May the points of our needles prick the slaveholder’s conscience.
—Angelina Grimké, The Anti-Slavery Examiner, 1836

Doll in gentleman’s top coat, 
Milton, MA, ca. 1860-70 
Mixed fabrics, leather, brass, glass

A handwritten note accompanying this doll states that it was stitched by a member of the Badger family of Milton, Massachusetts, and sold to support Union soldiers during the Civil War.    

This dignified gentleman defies racist stereotypes, perhaps a goal of doll makers for antislavery and Civil War era fundraising fairs. Some abolitionist families encouraged their children to play with dolls like this to help instill humanitarian values.

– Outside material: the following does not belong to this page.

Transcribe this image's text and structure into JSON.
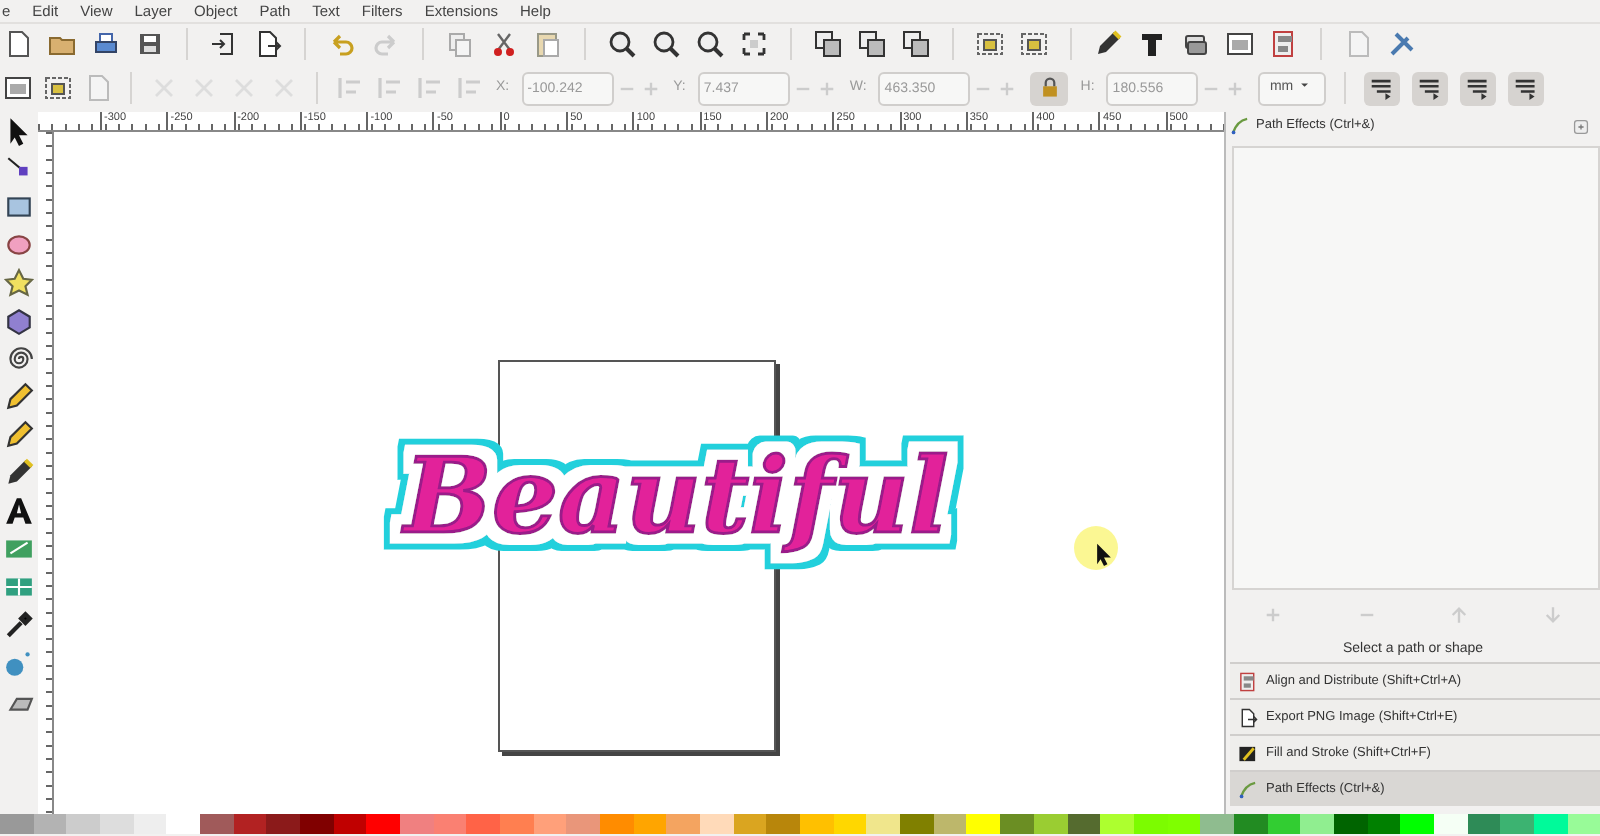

Cynthia Walker Hill (1771-1848) 
Doll representing an enslaved man, 

Cotton, silk, glass, wire, pearl 
New Bedford Whaling Museum, 
Gift of Mrs. M. Motley Sargeant, 1953.1.

The horrors of slavery are palpable in this doll, a fugitive from slavery wearing a three-pronged slave collar around his neck.   

The doll was made by Cynthia Hill, a fervent abolitionist from Providence, Rhode Island. A hotbed of abolitionist activity, Providence was one of many New England towns that formed antislavery societies in the 1830s. 

Cynthia Walker Hill (1771-1848) 
Doll representing Frederick Douglass, 
ca. 1840-48 
Cotton, silk, glass, porcelain 
New Bedford Whaling Museum, Gift of Mrs. M. Motley Sargeant, 1953.1.1

Born into slavery, the abolitionist Frederick Douglass escaped to the North and settled with his wife in the abolitionist stronghold of New Bedford, Massachusetts. In 1841, he began giving lectures about his struggle for freedom and urging others to join the fight against slavery. Providence abolitionist Cynthia Hill, perhaps inspired by an eloquent speech or his compelling autobiography, created this doll in Douglass’s image to honor him and his struggle for abolition.